Brief Lay background
Our ability to see in sharp colour vision is down to a structure in the middle of the retina called the fovea. In some people, the fovea doesn’t develop properly and this can cause severe vision problems that impact on quality of life. This is called foveal hypoplasia.
Foveal hypoplasia sometimes occurs alongside other structural defects in the eye, but it’s thought that around 3% of children with normal vision also have the condition.

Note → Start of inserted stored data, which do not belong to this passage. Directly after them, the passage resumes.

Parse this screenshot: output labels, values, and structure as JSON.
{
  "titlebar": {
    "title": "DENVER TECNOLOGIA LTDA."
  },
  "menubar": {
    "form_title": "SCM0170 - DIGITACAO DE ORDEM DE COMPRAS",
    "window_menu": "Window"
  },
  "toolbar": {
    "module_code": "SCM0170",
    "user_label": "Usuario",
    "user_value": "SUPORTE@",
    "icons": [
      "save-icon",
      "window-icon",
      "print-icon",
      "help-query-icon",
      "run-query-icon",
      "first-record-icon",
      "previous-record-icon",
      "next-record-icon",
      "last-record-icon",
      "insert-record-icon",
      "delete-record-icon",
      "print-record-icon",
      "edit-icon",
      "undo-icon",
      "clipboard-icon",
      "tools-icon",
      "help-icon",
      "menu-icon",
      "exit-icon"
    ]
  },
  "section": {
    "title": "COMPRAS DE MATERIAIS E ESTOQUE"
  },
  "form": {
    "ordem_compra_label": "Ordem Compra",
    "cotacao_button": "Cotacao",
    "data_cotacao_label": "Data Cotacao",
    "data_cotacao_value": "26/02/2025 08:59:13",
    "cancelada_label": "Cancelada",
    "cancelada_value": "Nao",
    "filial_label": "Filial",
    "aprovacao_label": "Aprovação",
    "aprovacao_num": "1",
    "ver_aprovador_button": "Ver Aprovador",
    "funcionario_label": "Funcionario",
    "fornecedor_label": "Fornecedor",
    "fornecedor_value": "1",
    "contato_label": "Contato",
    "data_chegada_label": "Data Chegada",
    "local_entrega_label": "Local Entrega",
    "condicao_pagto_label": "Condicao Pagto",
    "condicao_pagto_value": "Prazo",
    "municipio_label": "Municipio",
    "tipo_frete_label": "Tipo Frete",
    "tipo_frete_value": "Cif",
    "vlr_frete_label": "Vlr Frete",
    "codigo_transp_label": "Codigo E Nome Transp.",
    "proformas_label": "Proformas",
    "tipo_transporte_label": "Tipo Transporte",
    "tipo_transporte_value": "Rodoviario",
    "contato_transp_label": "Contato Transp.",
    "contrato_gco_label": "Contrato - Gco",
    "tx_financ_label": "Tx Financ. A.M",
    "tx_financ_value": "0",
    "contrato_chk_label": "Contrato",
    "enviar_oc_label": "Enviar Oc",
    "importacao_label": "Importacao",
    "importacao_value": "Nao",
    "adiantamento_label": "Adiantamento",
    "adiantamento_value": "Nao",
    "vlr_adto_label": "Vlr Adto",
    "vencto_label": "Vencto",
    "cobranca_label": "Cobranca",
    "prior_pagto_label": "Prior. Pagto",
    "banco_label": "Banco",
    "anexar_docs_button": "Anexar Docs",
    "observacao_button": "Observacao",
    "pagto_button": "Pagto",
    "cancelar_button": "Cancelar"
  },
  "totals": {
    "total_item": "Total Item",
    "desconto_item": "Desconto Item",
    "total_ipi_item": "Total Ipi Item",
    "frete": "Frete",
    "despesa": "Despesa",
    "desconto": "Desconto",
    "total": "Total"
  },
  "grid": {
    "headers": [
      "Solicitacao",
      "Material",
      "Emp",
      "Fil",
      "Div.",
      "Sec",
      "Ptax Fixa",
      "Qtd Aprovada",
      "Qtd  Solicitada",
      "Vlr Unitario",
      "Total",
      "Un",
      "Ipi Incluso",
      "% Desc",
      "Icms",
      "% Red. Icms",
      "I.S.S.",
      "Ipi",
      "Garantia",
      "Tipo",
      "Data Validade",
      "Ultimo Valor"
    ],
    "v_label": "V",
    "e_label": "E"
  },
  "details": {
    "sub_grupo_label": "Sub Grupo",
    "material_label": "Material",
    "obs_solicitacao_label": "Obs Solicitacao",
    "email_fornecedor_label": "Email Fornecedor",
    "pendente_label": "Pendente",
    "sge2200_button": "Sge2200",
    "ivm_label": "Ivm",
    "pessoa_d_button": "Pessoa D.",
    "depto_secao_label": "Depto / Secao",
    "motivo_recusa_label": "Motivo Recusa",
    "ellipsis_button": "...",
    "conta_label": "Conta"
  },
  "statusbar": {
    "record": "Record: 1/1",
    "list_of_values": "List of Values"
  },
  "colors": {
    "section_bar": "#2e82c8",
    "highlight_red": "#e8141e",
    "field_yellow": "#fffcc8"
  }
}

What problem/knowledge gap does it help address
Although birth defects are likely to be caused by faults (mutations) in genes, many cases of foveal hypoplasia lack a genetic diagnosis. Without this, a clinician may not be able to provide the most optimal management.
Genetic diagnosis relies on identifying genes involved in the condition and their role – in this case, genes involved in fovea formation. Zebrafish have an area in their retina specialised in high acuity vision – similar to the fovea – making them a good model organism for research.
By comparing the genes that are turned on in the retina of a fish which contains a known genetic fault with those genes turned on in wild type zebrafish, the team have identified a subset of genes that may be important for the formation and function of the zebrafish high acuity area.
Aim of the project
To characterise the function of genes affected in zebrafish without a high acuity area.
This award will also contribute to building capacity in eye research as it will lead to a PhD for an early career researcher.
Key procedures/objectives
The PhD student will:
- Perform comparative analyses of gene expression in zebrafish with and without a high acuity area.
- Determine the specific function of three genes during high acuity area formation in zebrafish.
- Work with clinical and computational genetics collaborators to identify other potential gene variants.
Potential impact on people with sight loss
Identifying genes involved in the formation of the high acuity area in the zebrafish could potentially reflect those involved in fovea formation in humans. Understanding how these genes work, and which are relevant, could be the first step towards a diagnostic panel.